The Colorado Supreme Court has made a significant decision by removing former President Donald Trump from the state’s 2024 ballot. This ruling is based on the 14th Amendment’s “insurrectionist ban,” which deems him ineligible to run for president. The verdict was reached with a 4-3 majority.
However, the decision will not be immediately enforced as it will be put on hold until January 4th, pending an appeal. It is hoped that the US Supreme Court will review the case and provide a final decision by that time, as reported by CNN. Although this ruling only applies to Colorado, it will undoubtedly have an impact on the 2024 presidential race. Colorado’s election officials have emphasized the need for a resolution by January 5th, which is the statutory deadline for determining the Republican primary contenders.
The 14th Amendment, ratified after the Civil War, prohibits individuals who have engaged in insurrection from holding public office if they have pledged allegiance to the Constitution. Despite its vague language and lack of specific reference to the presidency, this provision has been applied only twice since 1919. It is worth noting that all seven justices of the Colorado Supreme Court were appointed by Democratic governors. Six of them have won statewide retention elections to remain on the bench, while the seventh has not yet faced a vote since her appointment in 2021.

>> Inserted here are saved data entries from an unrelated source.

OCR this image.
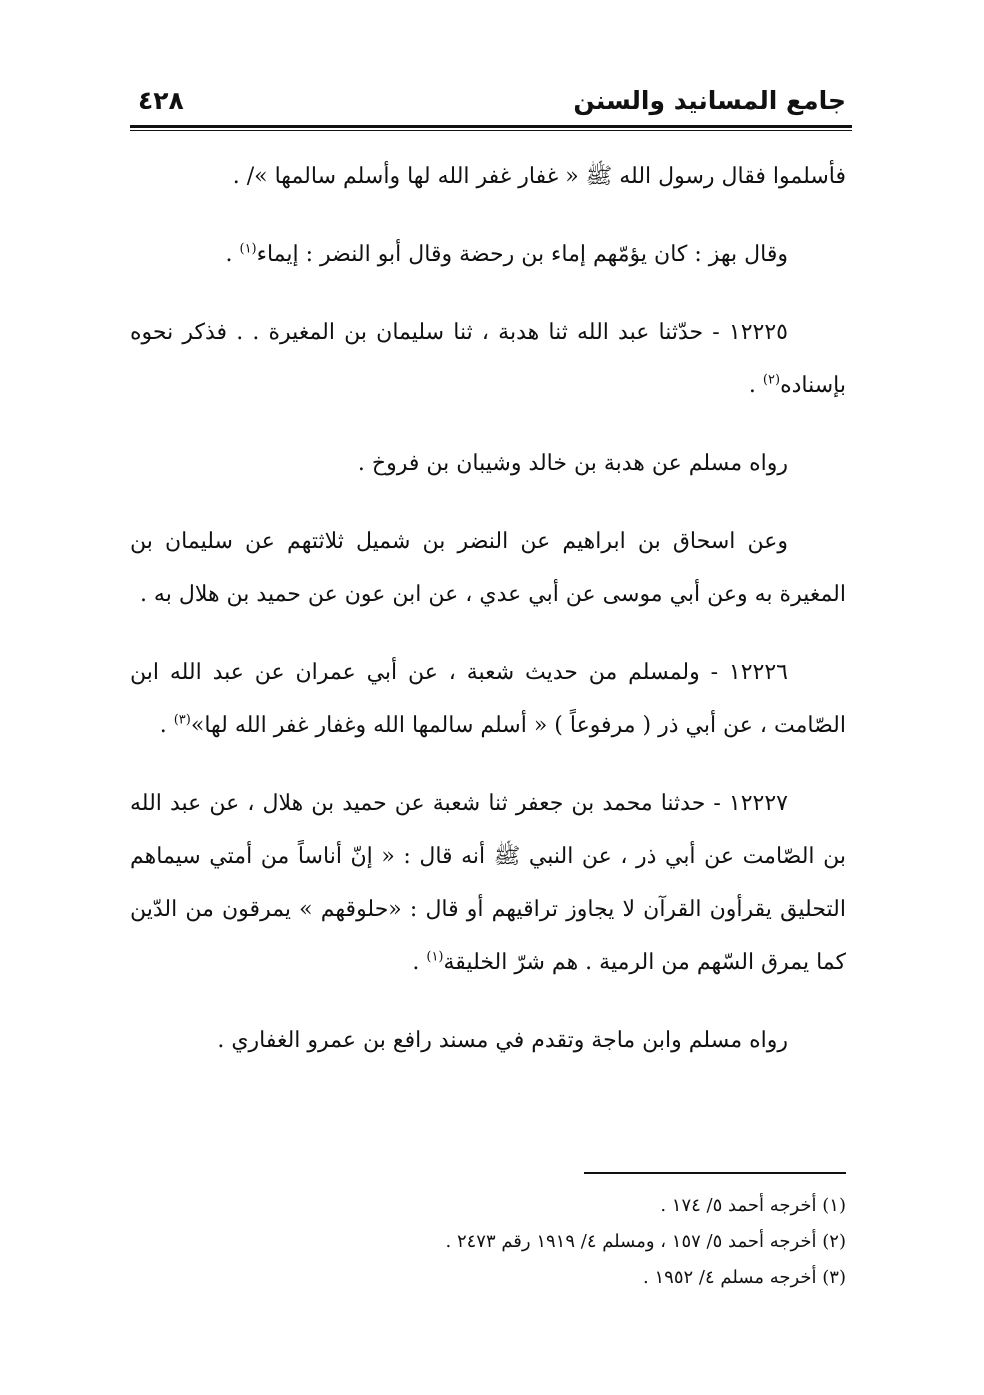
جامع المسانيد والسنن
٤٢٨

فأسلموا فقال رسول الله ﷺ « غفار غفر الله لها وأسلم سالمها »/ .

وقال بهز : كان يؤمّهم إماء بن رحضة وقال أبو النضر : إيماء$^{(١)}$ .

١٢٢٢٥ - حدّثنا عبد الله ثنا هدبة ، ثنا سليمان بن المغيرة . . فذكر نحوه بإسناده$^{(٢)}$ .

رواه مسلم عن هدبة بن خالد وشيبان بن فروخ .

وعن اسحاق بن ابراهيم عن النضر بن شميل ثلاثتهم عن سليمان بن المغيرة به وعن أبي موسى عن أبي عدي ، عن ابن عون عن حميد بن هلال به .

١٢٢٢٦ - ولمسلم من حديث شعبة ، عن أبي عمران عن عبد الله ابن الصّامت ، عن أبي ذر ( مرفوعاً ) « أسلم سالمها الله وغفار غفر الله لها»$^{(٣)}$ .

١٢٢٢٧ - حدثنا محمد بن جعفر ثنا شعبة عن حميد بن هلال ، عن عبد الله بن الصّامت عن أبي ذر ، عن النبي ﷺ أنه قال : « إنّ أناساً من أمتي سيماهم التحليق يقرأون القرآن لا يجاوز تراقيهم أو قال : «حلوقهم » يمرقون من الدّين كما يمرق السّهم من الرمية . هم شرّ الخليقة$^{(١)}$ .

رواه مسلم وابن ماجة وتقدم في مسند رافع بن عمرو الغفاري .

(١) أخرجه أحمد ٥/ ١٧٤ .

(٢) أخرجه أحمد ٥/ ١٥٧ ، ومسلم ٤/ ١٩١٩ رقم ٢٤٧٣ .

(٣) أخرجه مسلم ٤/ ١٩٥٢ .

Donald Trump has strongly criticized the litigation surrounding the 14th Amendment, considering it an abuse of the judicial process. He denies any wrongdoing related to the events of January 6th and has pleaded not guilty to federal and state charges concerning his efforts to overturn the 2020 election.
During his campaign for the Republican nomination in 2024, Trump has consistently denounced these lawsuits, claiming that they are an attempt to use the courts to prevent him from running again. Prior to this unprecedented ruling, numerous parties, including more than a dozen Republican-controlled states’ attorneys general, have filed briefs challenging Trump’s constitutional eligibility to appear on Colorado’s 2024 ballot.
In conclusion, the Colorado Supreme Court’s decision to remove Donald Trump from the state’s 2024 ballot based on the 14th Amendment’s “insurrectionist ban” will have significant implications for the upcoming presidential race. The appeal process and potential involvement of the US Supreme Court will determine the final outcome.
“The 14th Amendment entrusts Insurrection Clause questions to Congress, not state officials or state courts,” the Nov. 29 brief states. “Allowing each state and its courts to determine eligibility using malleable standards would create an unworkable patchwork of eligibility requirements for the president.”
On X, formerly known as Twitter, Rokita expressed his concerns about the challenges to Trump’s eligibility, referring to them as an “attack on our republic.”
Apart from Trump’s petition, fourteen state Republican parties, led by Kansas’s GOP, have filed a brief supporting his eligibility to vote.
These state parties, in alignment with the Colorado Republican Party, which has intervened in the trial alongside Trump, argue that Secretary of State Jena Griswold lacks the authority to unilaterally prevent Trump from running. They assert that her role is merely “ministerial” in certifying the candidates selected by the parties for the ballot.
Republican state secretaries from Missouri, Ohio, and Wyoming have also submitted briefs asserting that Trump has been wrongly accused of insurgency.
“This is a classic case of judicial overreach, and the (lower court judge’s) ruling in this case has no basis in law,” Ohio Secretary of State Frank LaRose said in a statement. “The district court’s order relies on flimsy and circumstantial evidence to reach a flawed conclusion with far-reaching implications both for the president’s legal defense and for the broader democratic process of free and fair elections.”
A former Republican secretary of state told the court, “This country and its institutions are at a crossroads.”
“(Trump) allowed a lust for power to supersede his own Oath of Office and over two centuries of American political precedent. Mr. Trump has sought at every turn to inject chaos into our country’s electoral system in the upcoming 2024 presidential election,” the brief said. “He should be given no opportunity to do so in the state of Colorado.”